Molly DuVall of Conservation Collier met up with members of the Calusa Garden Club and introduced them to some of the 57 species of birds and 127 plant species that have been recorded at Otter Mound Preserve. Molly mentioned that the Preserve includes the Gopher Tortoise, Virginia opossum, raccoons, grey squirrel and trespassing bobcats. 

Most of the shrubs, trees and ground covers are identified with signs. An outhouse from the Otter era is the only structure on the property and is well marked. 

Molly showed the group the newly planted native dune sunflowers that once established will provide soil anchor and produce brilliant gold flowers. Garden Club members were familiar with most of the names of the native vegetation. 



Why Is the Gumbo Limbo Called the Tourist Tree?  

Molly DuVall—the one in green—of Conservation Collier, speaking to Calusa Garden Club Members about Otter Mound Preserve as Virginia Read—a member since 1989—listening intently.

Because the tree’s bark is red and peels off similar to the skin of a sunburnt tourist. Jamaican Dogwood has white or pink showy flowers in the spring and is a host plant to the skipper butterfly. It supports the native snail species that crawls up its soft bark and feeds on insects mostly during the summer. 
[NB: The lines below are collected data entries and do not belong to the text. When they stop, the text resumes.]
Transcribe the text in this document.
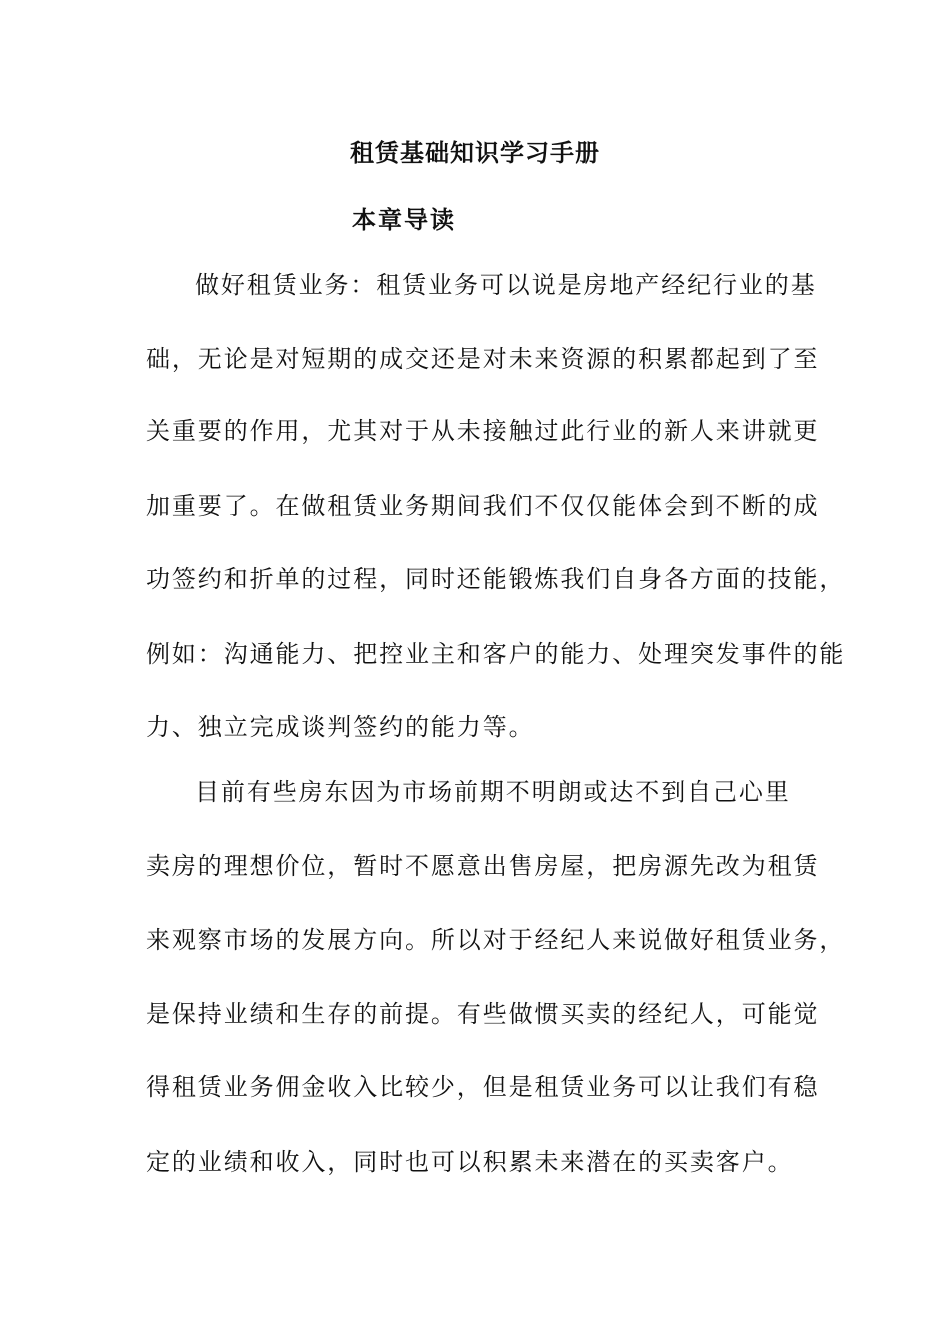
租赁基础知识学习手册
本章导读
做好租赁业务：租赁业务可以说是房地产经纪行业的基
础，无论是对短期的成交还是对未来资源的积累都起到了至
关重要的作用，尤其对于从未接触过此行业的新人来讲就更
加重要了。在做租赁业务期间我们不仅仅能体会到不断的成
功签约和折单的过程，同时还能锻炼我们自身各方面的技能，
例如：沟通能力、把控业主和客户的能力、处理突发事件的能
力、独立完成谈判签约的能力等。
目前有些房东因为市场前期不明朗或达不到自己心里
卖房的理想价位，暂时不愿意出售房屋，把房源先改为租赁
来观察市场的发展方向。所以对于经纪人来说做好租赁业务，
是保持业绩和生存的前提。有些做惯买卖的经纪人，可能觉
得租赁业务佣金收入比较少，但是租赁业务可以让我们有稳
定的业绩和收入，同时也可以积累未来潜在的买卖客户。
The Strangler Fig is a favorite at Otter Mound. It begins life as an “air plant” or “epiphyte” as the seed lodges in a bark fissure of a host plant such as a cabbage palm tree. It sends out air roots that reach the ground and develop on their own. Strange but trueit will eventually entwine its roots and trunks around a host tree strangling it to death! It produces a continuous crop of seeds and fruits for wildlife. 

Molly’s favorite is the Paradise Tree with glossy green and roughtextured leaves. It stands out from other plants with its glossy leaves formed like feathers. Privet Cassia, a host plant for the Sulphur Butterfly lines the winding path around the Preserve. 
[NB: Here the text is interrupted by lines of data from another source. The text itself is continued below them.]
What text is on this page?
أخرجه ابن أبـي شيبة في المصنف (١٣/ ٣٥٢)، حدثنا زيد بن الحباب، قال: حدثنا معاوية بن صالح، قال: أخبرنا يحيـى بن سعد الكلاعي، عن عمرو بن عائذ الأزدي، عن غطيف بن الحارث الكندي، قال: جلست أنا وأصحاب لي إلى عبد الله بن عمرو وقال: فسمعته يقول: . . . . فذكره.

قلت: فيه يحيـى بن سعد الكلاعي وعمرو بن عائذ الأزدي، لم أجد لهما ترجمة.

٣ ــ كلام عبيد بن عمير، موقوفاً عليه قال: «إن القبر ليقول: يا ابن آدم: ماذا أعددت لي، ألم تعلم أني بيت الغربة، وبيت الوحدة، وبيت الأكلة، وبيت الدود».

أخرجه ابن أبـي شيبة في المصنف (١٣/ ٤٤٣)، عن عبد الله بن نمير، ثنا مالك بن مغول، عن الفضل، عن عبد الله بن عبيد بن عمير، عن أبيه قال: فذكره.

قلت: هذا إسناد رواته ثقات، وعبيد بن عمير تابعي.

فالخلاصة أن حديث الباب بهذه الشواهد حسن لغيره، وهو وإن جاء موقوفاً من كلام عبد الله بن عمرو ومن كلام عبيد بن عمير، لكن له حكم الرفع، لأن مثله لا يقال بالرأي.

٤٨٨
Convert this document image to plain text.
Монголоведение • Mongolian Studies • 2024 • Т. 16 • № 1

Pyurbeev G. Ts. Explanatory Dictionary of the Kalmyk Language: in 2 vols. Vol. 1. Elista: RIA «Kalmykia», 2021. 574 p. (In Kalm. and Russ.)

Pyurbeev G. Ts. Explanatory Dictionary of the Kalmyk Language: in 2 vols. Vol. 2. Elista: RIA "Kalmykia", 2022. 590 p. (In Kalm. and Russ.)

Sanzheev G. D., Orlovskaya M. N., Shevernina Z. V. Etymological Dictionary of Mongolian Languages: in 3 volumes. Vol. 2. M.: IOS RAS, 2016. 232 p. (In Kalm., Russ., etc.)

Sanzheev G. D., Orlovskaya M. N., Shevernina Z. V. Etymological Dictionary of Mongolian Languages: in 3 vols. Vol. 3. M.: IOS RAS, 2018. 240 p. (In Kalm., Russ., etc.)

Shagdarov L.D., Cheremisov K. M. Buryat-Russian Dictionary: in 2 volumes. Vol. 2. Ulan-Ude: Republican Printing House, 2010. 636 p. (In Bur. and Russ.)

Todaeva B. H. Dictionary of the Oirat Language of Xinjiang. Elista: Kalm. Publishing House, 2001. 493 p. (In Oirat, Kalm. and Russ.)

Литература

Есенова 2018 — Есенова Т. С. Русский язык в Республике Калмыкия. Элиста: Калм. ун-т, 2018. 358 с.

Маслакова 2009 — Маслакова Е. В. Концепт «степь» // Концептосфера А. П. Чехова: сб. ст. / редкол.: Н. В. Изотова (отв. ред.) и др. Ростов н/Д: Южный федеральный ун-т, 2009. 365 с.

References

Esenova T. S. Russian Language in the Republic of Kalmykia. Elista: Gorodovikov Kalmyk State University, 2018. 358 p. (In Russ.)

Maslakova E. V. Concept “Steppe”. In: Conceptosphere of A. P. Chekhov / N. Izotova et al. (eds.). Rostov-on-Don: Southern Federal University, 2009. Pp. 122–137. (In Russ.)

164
A non-native tree at the Preserve is an old weather-beaten Mango tree. Each year it produces lots of fruits that drop to the ground. Molly noticed that each mango had a small bite mark. A raccoon, possum, rat? The mystery was revealed one day as Molly encountered one gopher tortoise leaving the area with its jaw smeared yellow! The mango will stay for a while. The preserve is home to about 20 gopher tortoises. 

Otter Mound Preserve is part of Conservation Collier. In 2002, voters approved a ballot referendum for funding the acquisition and management of conservation lands. It has acquired 20 properties and 4,300 acres of environmentally sensitive lands with high natural resource value such as Shell Island Preserve and Pepper Ranch in Immokalee. The voters again supported the measure in 2006. 

In November, the voters will again decide whether to bring back a special tax to support Conservation Collier. The quarter mil tax would run for 10 years starting in 2022 and translates to $75 a year for residents with home worth $300,000.